The Gavilon Group LLC, Omaha, on Oct. 15 announced the addition of Barry Brandstetter as vice president, environmental, health, and safety. He brings more than 20 years of experience in environmental, health, and safety operations. In addition, he has a strong background in commercial grain production and risk management.
Prior to starting his career in the grain industry, he earned his bachelor’s degree from the University of Southern Illinois and served in the U.S. Marine Corps.
In addition to appointing Brandstetter, Gavilon has reorganized its operations and environmental, health, and safety teams.
SOPerior Fertilizer Corp., Toronto, formerly Potash Ridge Corp. (GM Aug. 10, p. 30), on Oct. 16 said CEO Andrew Squires and Executive Director Bruce Duncan were appointed to the board of directors of the Canada India Economic Council (CIEC).
The mission of the CIEC is to be the premier umbrella agency to promote and support the development of economic opportunities both in Canada and India in order to strengthen bi-lateral trade relations and economic partnerships between the countries.

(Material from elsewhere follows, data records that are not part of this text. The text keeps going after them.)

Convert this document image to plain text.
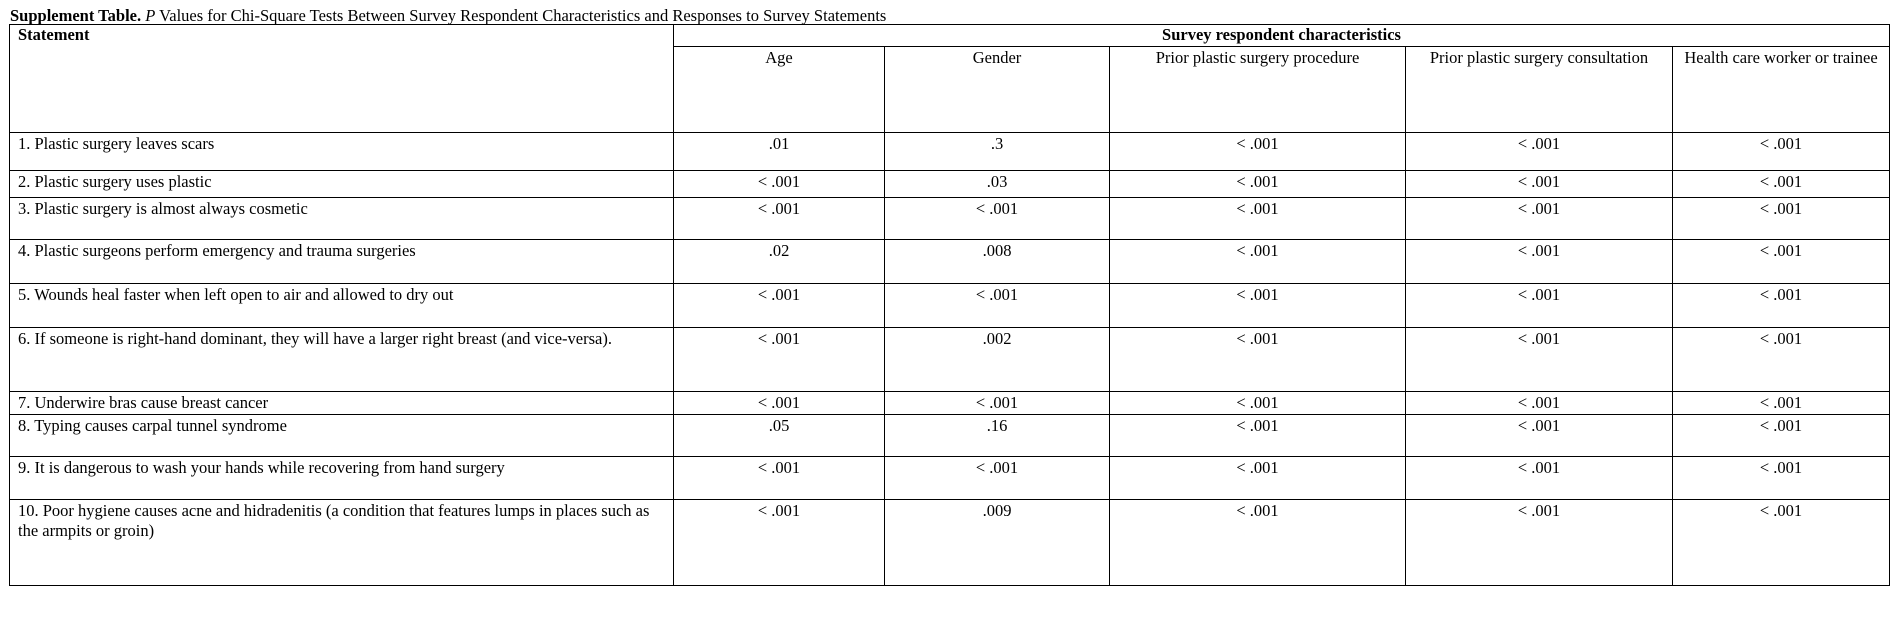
Supplement Table. P Values for Chi-Square Tests Between Survey Respondent Characteristics and Responses to Survey Statements
Statement	Survey respondent characteristics				
	Age	Gender	Prior plastic surgery procedure	Prior plastic surgery consultation	Health care worker or trainee
1. Plastic surgery leaves scars	.01	.3	< .001	< .001	< .001
2. Plastic surgery uses plastic	< .001	.03	< .001	< .001	< .001
3. Plastic surgery is almost always cosmetic	< .001	< .001	< .001	< .001	< .001
4. Plastic surgeons perform emergency and trauma surgeries	.02	.008	< .001	< .001	< .001
5. Wounds heal faster when left open to air and allowed to dry out	< .001	< .001	< .001	< .001	< .001
6. If someone is right-hand dominant, they will have a larger right breast (and vice-versa).	< .001	.002	< .001	< .001	< .001
7. Underwire bras cause breast cancer	< .001	< .001	< .001	< .001	< .001
8. Typing causes carpal tunnel syndrome	.05	.16	< .001	< .001	< .001
9. It is dangerous to wash your hands while recovering from hand surgery	< .001	< .001	< .001	< .001	< .001
10. Poor hygiene causes acne and hidradenitis (a condition that features lumps in places such as the armpits or groin)	< .001	.009	< .001	< .001	< .001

The CIEC will be working closely with the governments of India and Canada, businesses, and investors from both countries to promote trade, public policy, business relations, investment opportunities, and commerce.
Squires noted that India has the second largest sulfate of potash (SOP) applicable crop area in the world, and membership on the board will enhance SOPerior’s ability to directly engage in discussions with India’s agricultural policy and business leaders.
SOPerior owns two SOP projects: the Blawn Mountain project in Utah, which plans to produce SOP by processing an alunite material; and the Valleyfield project in Quebec, which plans to produce SOP through the Mannheim Process.